2) Turn flour out into a pile onto a table. Place cold butter cubes in the flour and cut in using a bench scraper until the butter is in small pieces and the flour resembles coarse crumbs.
3) In a bowl, whisk the water and egg together. Make a well in the flour, and pour in the mixture. Starting with the flour on edges away from the middle, add the flour into the water mixture. Continue adding the flour until the water is totally absorbed.
4) Knead the dough by hand for about 3 minutes, until the dough is well combined and no longer sticky. Cover with a plastic wrap and let the dough rest for 20 minutes.
5) Roll in fat : In an electric mixer bowl, place the butter and flour together. Using a paddle attachment, blend the butter and flour together.
6) Turn out on a piece of parchment paper and shape into a square about 1/2-inch tall. Chill slightly to firm.
7) Combine the Roll in fat and Puff Pastry Dough : Roll the dough out into a square, about 3/4 to 1-inch thick. The butter should be roughly 2/3 the size of the dough. Place the butter like a diamond onto the dough. Fold the corners of the dough in, they should all meet at the center. Pinch the edges together to seal in the butter.
8) Roll out the dough into a long rectangular shape. Make a three fold and rest for about 15 minutes in the refrigerator. Then roll out the dough into a rectangular shape and fold in half(book fold) and rest for about 15 minutes in the refrigerator. Repeat the step 8 for 1 more time, then let the dough rest for 45 minutes or overnight in the refrigerator.
9) Preheat the oven to 400-425°F.
10) Pastry Cream : In a bowl, make a slurry with the cornstarch, 1/2 the sugar, salt, and eggs. Whisk togther.
11) In a pot, add milk and remaining 1/2 of the sugar and bring to a boil.
12) Temper the slurry by slowly adding the boiled milk into the cornstarch and continuously whisking the cornstarch slurry. Add the tempered slurry to the boiled milk. Whisk together. Bring to a second boil for 1-3 minutes.

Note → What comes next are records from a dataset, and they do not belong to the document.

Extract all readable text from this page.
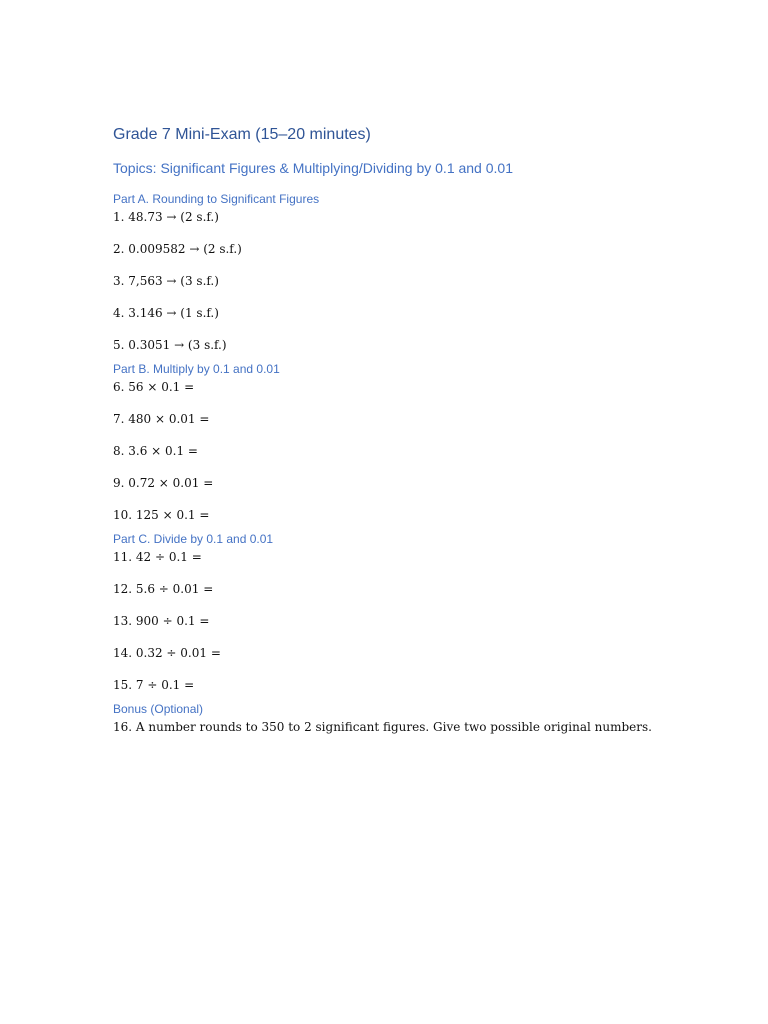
Grade 7 Mini-Exam (15–20 minutes)
Topics: Significant Figures & Multiplying/Dividing by 0.1 and 0.01
Part A. Rounding to Significant Figures
1. 48.73 → (2 s.f.)
2. 0.009582 → (2 s.f.)
3. 7,563 → (3 s.f.)
4. 3.146 → (1 s.f.)
5. 0.3051 → (3 s.f.)
Part B. Multiply by 0.1 and 0.01
6. 56 × 0.1 =
7. 480 × 0.01 =
8. 3.6 × 0.1 =
9. 0.72 × 0.01 =
10. 125 × 0.1 =
Part C. Divide by 0.1 and 0.01
11. 42 ÷ 0.1 =
12. 5.6 ÷ 0.01 =
13. 900 ÷ 0.1 =
14. 0.32 ÷ 0.01 =
15. 7 ÷ 0.1 =
Bonus (Optional)
16. A number rounds to 350 to 2 significant figures. Give two possible original numbers.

13) Take off of the stove and whisk in the butter. Then add flavorings (extracts, liquors, or chocolate chips. Pour into a bowl, cover with plastic wrap, all the way to the surface, then place in the refrigerator to set.
14) Whip the powdered sugar, heavy cream, and vanilla extract together to make whipped cream.
15) When pastry cream is cool remove from the refrigerator and fold in whipped cream by stirring in 1/3 of the whipped cream into the pastry cream (to lighten it) then fold in the remaining whipped cream. This is called pastry cream until you fold in the whipped cream effectively making it diplomat cream.
16) Apricot Glaze : In a pot, warm the apricot preserves over the stove until melted. Strain if there are pieces of pulp or fruit in the preserves.
17) Whisk in the liquid ingredients and allow the glaze to cool slightly.
18) Take the puff pastry dough and roll it out 1/8-inch and it measures 11 -inch x 18-inch. Dock the dough with holes. Gently coat with granulated sugar if desired. Bake at 400-425 degrees F for about 20 to 25 minutes.
19) Remove from the oven. While still hot, place a parchment paper on top of the dough and another sheet pan and press down to flatten the dough. Bake just like that in the oven until it is crisp and browned (about another 8 to 10 minutes).
20) Remove from the oven and allow to cool completely. Trim the edges of the puff pastry dough to create clean edges. Cut into 3 equal sheets. Cut all the pieces to the same size by using one piece as a template.
21) Place one layer of the puff pastry on a cutting board and fill with diplomat cream to about 1/2 -inch in height. Layer with another piece of puff pastry and fill with another layer of diplomat cream. Top with the final layer of puff pastry.
22) Lightly coat the entire product with apricot glaze. Pour a layer of the pastry cream on top and gently smooth with a small offset spatula. Then quickly pipe lines of coating chocolate across the length of the pastry on top about 1/4 - inch apart. Using a knife or toothpick, drag through the lines and the pastry cream across the width of the pastry about 1/4 -inch apart switching the direction for every other line. This will create the trademark design. Allow to cool.
23) On the sides, press the toasted sliced almonds all along the edges. Using a gentle sawing motion with a sharp serrated knife, cut the pastry into about 2-inch rectangles.
24) Serve the Napoleons immediately. Napoleons can be refrigerated for about 2 days, but are best when served immediately.